Liturgię prowadziła Ewa Jóźwiak. Tekstem kazalnym organizatorzy uczynili Psalm 91. Zaproszono dwóch komentatorów: Żyda i chrześcijanina. Jakub Doman z Gminy Wyznaniowej Żydowskiej w Warszawie (kongregacja Ec Chaim) odczytał Psalm w języku hebrajskim i polskim w przekładzie rabina Izaaka Cylkowa (żyjącego w latach 1841–1908 znanego tłumacza Biblii hebrajskiej na język polski) i wygłosił komentarz żydowski do biblijnego tekstu. Wyjaśnił, że Psalm 91 został napisany prawdopodobnie wtedy, gdy Izrael został zaatakowany przez wojska Asyryjczyków. Był pieśnią śpiewaną przez Żydów na pogrzebach w momencie, gdy kondukt żałobny zbliżał się do miejsca pochówku. Mówi o ogromnej wierze, jego słowa uwalniają z lęku i oddalają rozpacz. W ich kontekście nawet śmierć nie wydaje się straszna.
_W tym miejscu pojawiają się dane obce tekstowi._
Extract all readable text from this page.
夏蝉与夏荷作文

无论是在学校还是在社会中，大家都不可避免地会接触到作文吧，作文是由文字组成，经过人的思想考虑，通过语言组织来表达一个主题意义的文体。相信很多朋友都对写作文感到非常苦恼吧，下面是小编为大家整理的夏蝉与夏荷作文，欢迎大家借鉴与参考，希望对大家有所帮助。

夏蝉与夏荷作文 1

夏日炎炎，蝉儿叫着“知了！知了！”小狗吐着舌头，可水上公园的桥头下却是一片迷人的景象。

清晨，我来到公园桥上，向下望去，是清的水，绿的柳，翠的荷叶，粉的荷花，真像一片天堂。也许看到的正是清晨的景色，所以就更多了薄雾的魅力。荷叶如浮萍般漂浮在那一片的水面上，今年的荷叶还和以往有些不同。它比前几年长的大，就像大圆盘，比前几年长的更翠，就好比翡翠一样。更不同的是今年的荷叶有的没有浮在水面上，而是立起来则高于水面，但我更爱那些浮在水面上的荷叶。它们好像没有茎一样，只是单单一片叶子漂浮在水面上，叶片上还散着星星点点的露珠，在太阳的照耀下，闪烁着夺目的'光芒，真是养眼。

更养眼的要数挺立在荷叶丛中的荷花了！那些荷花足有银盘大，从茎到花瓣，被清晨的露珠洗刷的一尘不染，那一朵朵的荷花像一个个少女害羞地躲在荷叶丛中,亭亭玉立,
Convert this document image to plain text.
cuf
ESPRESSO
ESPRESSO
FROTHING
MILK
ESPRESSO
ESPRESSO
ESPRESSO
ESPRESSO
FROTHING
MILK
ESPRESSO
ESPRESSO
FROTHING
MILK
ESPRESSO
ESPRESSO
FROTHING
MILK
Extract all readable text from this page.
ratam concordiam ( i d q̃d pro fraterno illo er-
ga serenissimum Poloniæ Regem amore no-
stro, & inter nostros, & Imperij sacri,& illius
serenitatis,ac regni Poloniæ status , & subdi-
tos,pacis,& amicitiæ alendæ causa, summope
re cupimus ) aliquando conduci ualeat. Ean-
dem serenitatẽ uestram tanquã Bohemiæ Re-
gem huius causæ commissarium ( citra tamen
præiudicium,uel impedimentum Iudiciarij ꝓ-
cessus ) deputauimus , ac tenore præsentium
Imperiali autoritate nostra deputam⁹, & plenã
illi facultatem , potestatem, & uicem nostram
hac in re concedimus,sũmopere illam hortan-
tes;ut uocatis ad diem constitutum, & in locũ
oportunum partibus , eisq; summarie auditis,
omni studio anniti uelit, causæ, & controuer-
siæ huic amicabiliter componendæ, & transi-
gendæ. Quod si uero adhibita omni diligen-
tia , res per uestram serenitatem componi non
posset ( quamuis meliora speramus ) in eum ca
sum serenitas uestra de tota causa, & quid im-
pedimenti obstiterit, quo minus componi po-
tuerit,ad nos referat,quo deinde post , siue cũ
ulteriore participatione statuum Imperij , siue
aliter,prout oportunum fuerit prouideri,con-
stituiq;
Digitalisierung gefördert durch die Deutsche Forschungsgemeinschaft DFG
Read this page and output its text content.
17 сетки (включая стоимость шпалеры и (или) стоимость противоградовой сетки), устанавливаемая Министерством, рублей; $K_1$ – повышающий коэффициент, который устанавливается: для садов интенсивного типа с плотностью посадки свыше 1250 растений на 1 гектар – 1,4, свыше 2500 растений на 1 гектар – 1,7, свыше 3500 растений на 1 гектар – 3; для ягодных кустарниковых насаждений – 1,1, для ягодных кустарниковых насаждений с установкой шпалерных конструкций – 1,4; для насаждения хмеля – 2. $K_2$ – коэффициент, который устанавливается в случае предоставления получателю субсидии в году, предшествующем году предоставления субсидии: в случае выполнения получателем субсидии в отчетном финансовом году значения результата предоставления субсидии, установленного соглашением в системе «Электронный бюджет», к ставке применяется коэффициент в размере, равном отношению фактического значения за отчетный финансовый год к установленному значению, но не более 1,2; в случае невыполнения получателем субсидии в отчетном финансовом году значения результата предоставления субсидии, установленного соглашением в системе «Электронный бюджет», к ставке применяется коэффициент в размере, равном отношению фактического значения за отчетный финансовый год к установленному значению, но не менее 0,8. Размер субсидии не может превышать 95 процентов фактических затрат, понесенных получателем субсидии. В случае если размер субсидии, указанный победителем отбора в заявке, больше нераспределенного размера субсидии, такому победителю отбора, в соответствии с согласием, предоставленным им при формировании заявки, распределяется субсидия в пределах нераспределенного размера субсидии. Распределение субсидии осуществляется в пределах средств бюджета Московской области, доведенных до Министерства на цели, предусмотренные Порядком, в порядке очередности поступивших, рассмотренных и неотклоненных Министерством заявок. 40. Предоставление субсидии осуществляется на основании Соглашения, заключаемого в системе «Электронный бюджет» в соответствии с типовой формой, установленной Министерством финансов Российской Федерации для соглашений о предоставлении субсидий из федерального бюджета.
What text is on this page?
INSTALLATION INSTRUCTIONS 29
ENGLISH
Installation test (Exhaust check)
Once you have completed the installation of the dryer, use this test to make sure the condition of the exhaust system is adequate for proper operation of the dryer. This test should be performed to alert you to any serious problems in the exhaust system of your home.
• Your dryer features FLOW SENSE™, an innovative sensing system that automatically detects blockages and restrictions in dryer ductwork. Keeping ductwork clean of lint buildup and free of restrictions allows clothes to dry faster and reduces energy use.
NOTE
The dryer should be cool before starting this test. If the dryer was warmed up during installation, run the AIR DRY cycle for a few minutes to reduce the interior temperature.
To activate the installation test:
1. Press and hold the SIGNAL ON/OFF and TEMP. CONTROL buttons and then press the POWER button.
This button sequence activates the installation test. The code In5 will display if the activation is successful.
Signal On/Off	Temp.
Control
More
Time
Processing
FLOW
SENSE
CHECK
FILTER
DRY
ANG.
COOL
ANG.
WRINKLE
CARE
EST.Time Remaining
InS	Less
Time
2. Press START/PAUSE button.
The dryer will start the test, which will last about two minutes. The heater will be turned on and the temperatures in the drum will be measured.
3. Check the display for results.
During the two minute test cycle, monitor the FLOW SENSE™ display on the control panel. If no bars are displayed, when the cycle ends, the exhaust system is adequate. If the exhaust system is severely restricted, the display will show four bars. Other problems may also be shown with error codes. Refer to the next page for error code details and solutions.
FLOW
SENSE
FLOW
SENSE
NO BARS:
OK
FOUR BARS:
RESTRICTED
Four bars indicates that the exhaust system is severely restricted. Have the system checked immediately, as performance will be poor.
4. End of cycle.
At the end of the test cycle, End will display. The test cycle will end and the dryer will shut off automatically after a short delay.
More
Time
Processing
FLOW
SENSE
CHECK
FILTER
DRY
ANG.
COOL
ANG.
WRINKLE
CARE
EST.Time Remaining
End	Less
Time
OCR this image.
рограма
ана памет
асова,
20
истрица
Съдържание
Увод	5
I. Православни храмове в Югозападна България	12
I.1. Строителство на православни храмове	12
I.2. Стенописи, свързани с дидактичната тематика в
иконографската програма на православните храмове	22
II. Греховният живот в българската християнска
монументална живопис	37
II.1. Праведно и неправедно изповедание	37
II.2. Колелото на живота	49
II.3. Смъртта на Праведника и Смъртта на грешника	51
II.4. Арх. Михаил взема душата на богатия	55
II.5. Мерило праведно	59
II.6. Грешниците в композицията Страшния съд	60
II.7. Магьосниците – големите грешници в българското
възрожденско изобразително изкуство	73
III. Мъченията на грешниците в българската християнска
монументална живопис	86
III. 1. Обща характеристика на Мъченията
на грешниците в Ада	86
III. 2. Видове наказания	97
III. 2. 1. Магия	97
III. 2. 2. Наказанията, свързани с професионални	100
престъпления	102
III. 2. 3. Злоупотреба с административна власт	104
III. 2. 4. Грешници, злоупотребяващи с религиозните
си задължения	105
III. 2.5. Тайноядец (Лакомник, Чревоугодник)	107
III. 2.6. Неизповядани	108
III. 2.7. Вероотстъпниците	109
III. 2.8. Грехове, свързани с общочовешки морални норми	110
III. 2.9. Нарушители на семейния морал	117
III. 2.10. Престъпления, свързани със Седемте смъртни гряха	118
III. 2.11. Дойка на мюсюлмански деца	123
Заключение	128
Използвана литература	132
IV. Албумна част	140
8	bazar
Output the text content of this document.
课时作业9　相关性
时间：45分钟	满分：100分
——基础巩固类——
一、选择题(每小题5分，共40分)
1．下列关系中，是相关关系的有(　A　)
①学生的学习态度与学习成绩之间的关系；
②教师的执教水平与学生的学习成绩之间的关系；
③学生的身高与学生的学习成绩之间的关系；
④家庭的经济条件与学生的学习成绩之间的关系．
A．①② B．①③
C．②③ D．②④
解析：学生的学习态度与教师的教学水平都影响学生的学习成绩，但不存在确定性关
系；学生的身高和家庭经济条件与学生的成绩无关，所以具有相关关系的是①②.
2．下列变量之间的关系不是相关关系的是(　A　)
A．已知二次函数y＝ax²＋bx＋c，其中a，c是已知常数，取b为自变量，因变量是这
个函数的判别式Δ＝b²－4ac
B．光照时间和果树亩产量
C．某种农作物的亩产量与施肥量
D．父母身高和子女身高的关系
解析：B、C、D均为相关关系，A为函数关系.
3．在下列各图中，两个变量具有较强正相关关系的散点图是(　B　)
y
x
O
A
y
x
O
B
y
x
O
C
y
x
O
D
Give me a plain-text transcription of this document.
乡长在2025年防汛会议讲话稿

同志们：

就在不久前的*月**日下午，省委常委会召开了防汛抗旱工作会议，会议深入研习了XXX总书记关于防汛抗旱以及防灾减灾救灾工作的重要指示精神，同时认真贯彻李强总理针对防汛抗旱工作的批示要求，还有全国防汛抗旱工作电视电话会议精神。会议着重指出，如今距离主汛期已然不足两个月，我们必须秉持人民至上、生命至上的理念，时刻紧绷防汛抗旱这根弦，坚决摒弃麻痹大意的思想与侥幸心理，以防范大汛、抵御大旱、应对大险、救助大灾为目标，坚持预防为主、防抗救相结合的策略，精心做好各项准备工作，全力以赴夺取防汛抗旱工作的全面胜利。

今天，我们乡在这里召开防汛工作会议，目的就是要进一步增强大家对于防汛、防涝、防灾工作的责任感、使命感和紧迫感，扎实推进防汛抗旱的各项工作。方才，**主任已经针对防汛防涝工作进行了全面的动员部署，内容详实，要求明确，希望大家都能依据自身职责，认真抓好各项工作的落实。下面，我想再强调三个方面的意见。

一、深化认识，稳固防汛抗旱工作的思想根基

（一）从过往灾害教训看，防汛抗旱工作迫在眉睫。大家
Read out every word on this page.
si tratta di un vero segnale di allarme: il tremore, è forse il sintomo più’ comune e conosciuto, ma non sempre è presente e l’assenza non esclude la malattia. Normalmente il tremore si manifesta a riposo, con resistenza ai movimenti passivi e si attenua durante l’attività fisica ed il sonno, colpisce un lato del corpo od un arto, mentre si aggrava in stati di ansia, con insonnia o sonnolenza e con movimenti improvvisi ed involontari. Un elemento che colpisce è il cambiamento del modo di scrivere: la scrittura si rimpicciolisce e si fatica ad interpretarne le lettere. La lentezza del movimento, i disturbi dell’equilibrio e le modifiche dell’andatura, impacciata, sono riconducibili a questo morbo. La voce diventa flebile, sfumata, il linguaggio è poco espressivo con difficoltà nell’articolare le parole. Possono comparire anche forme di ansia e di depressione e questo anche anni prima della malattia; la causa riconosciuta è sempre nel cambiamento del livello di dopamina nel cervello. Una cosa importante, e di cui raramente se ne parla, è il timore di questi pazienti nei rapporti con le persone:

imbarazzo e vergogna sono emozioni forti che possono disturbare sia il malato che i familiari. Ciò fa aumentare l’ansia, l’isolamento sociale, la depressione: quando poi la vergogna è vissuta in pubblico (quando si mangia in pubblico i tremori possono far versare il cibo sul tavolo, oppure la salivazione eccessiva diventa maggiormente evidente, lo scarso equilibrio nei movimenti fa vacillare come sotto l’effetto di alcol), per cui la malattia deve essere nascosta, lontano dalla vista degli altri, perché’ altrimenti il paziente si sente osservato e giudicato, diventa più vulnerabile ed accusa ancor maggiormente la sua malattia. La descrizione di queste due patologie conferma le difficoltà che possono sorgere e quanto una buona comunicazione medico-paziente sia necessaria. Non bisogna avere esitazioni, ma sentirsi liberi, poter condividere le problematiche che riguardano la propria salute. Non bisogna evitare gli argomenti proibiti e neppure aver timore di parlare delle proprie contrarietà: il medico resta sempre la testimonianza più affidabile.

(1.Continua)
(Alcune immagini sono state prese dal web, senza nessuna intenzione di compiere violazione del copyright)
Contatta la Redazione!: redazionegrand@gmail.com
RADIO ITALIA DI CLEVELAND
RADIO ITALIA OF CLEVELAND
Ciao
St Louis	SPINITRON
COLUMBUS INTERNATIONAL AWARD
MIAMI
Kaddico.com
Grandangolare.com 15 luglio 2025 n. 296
Raz jeszcze został odczytany tekst Psalmu 91 przez Ewę Scholl. Tym razem wykorzystano przekład ekumeniczny Towarzystwa Biblijnego w Polsce. Komentarz chrześcijański do tekstu wygłosił członek Polskiej Rady Chrześcijan i Żydów o. Marek Nowak OP. Zaznaczył on, że słowa Psalmu 91 w tłumaczeniu Jana Kochanowskiego głęboko wrosły w polską pobożność. Komentując tekst dominikanin sięgnął również do komentarza Augustyna z Hippony. Przypomniał, że Psalm ten przywołany jest w Ewangelii w scenie kuszenia Chrystusa i może być traktowany jako przestroga przed wystawianiem Boga na próbę.

Różne Psalmy zabrzmiały jeszcze w formie modlitwy śpiewanej przez zespół „Modo Maiorum” pod dyrekcją Michała Straszewskiego. Były to kompozycje Mikołaja Gomółki, Cypriana Bazylika, Wacława z Szamotuł i Heinricha Schütza.

Po nabożeństwie odbyło się spotkanie przy herbacie w sali zborowej, podczas którego można było poznać kaznodziejów i porozmawiać z nimi.